Written on: Tuesday August 14th, 2007

A journal entry from: Bolivia, Peru, and the Galapagos!

(NOTE: There are three more journal entries after this one.... including the Amazon, the Sacred Valley, and the Inka Trail.... click on!) 

We traveled from Puno to Cuzco today on a public bus. I took no pictures of the journey to help jog my memory, but I do remember the landscape being quite arid and the towns we passed were quite poor with trash piled and spread all over the place. Upon arrival at the Cuzco bus station, we all loaded into a van taxi and headed for our hotel, Tika Wasi Hostal. The hotel is located on a hill overlooking the main square (we could see the towers of the churches there from our room) and the rest of Cuzco. The nicest thing about the hotel was its courtyard with hammocks and swings to lounge in. Unfortunately, the hotel had fewer amenities than we had expected for a town the size of Cuzco, namely no internet and no laundry service. Yet this wasn't a huge inconvenience because the hairdresser around the corner also did laundry on the side, and there were numerous internet cafes within a couple blocks.

The craziest thing about our neighborhood in Cuzco was how narrow the streets were. They were wide enough for one car and one pedestrian, yet they functioned as two way streets with mini sidewalks on both sides. Two cars going oppposite directions on the same street would play chicken with one another until one gave up and backed up thus allowing the other to progress forward.
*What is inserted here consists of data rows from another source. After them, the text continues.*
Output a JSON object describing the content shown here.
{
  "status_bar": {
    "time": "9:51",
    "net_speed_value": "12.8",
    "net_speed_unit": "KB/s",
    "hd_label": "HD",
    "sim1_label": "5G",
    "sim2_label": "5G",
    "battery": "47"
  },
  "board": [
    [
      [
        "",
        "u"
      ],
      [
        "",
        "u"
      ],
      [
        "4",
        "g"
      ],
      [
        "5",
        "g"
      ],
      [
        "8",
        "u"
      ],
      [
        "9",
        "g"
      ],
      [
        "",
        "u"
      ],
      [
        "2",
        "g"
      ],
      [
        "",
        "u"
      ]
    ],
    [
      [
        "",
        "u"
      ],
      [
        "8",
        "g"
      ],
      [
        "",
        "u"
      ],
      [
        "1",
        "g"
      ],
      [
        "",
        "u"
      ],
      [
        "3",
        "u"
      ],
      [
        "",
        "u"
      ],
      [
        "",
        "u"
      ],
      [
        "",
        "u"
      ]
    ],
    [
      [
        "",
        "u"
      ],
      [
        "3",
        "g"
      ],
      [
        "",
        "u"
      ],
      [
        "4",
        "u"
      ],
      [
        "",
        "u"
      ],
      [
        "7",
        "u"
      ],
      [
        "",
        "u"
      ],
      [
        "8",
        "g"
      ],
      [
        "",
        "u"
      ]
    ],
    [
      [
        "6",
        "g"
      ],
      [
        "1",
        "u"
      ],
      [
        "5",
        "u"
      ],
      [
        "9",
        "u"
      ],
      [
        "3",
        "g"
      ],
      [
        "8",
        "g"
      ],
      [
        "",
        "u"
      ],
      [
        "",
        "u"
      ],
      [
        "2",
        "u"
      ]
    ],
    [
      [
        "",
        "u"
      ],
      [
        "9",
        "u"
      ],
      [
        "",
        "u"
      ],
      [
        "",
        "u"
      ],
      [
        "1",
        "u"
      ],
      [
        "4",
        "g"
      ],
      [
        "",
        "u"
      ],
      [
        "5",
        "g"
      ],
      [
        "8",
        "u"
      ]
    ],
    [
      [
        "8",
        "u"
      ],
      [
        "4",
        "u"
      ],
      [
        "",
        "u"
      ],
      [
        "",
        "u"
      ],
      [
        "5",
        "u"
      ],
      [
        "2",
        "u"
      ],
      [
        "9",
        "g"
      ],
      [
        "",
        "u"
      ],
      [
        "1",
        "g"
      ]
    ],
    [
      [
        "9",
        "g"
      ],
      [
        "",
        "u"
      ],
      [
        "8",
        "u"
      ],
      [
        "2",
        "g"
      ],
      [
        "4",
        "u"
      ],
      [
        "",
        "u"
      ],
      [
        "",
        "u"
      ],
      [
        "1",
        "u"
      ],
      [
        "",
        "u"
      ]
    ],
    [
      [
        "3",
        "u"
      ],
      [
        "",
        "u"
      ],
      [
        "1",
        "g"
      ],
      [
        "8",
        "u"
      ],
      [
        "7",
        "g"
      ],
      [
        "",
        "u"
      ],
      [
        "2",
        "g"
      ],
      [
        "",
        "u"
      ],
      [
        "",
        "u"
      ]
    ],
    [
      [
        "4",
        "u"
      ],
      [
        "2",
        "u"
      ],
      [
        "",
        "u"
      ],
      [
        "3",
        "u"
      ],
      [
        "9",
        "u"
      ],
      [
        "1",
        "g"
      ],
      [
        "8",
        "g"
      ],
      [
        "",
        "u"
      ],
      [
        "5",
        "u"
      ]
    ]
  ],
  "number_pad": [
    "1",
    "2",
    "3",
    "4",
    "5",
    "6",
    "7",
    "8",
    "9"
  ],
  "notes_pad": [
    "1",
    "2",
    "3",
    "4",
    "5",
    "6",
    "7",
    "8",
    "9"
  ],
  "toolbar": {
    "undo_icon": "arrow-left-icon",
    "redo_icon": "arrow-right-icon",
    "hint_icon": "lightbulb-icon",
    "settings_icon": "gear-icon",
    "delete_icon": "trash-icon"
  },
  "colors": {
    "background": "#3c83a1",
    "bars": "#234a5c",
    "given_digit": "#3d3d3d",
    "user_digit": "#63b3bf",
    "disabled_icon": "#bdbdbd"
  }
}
Also, the corners were quite tight, forcing cars to do complicated 15 point turns at some intersections in order to turn the correct direction.

During the afternoon, a few of us strolled the streets of Cuzco. To sum it up, Cuzco is the tourist capital of Peru. Women in traditional dress roam the streets with baby lambs asking for money for pictures. Adolescents tout massages on every street corner (I suppose for after the Machu Picchu hike). Every shop sells shoddy outdoor gear in addition to whatever goods they are trying to sell. And there are at least 5 shops per block selling various goods made from alpaca wool including colorful (tacky) textile goods (purses, blankets, rugs, hats, socks, gloves....), and also various leather goods with "Cusco - Machu Picchu" embossed on them. Also, in equal numbers were shops selling pieces of large gawdy silver jewelry.

Some of the group stayed out late tonight, but I chose to get to bed early because I was catching a flight into the jungle the next morning with four of the girls in our group (the remaining four decided to stay in Cuzco).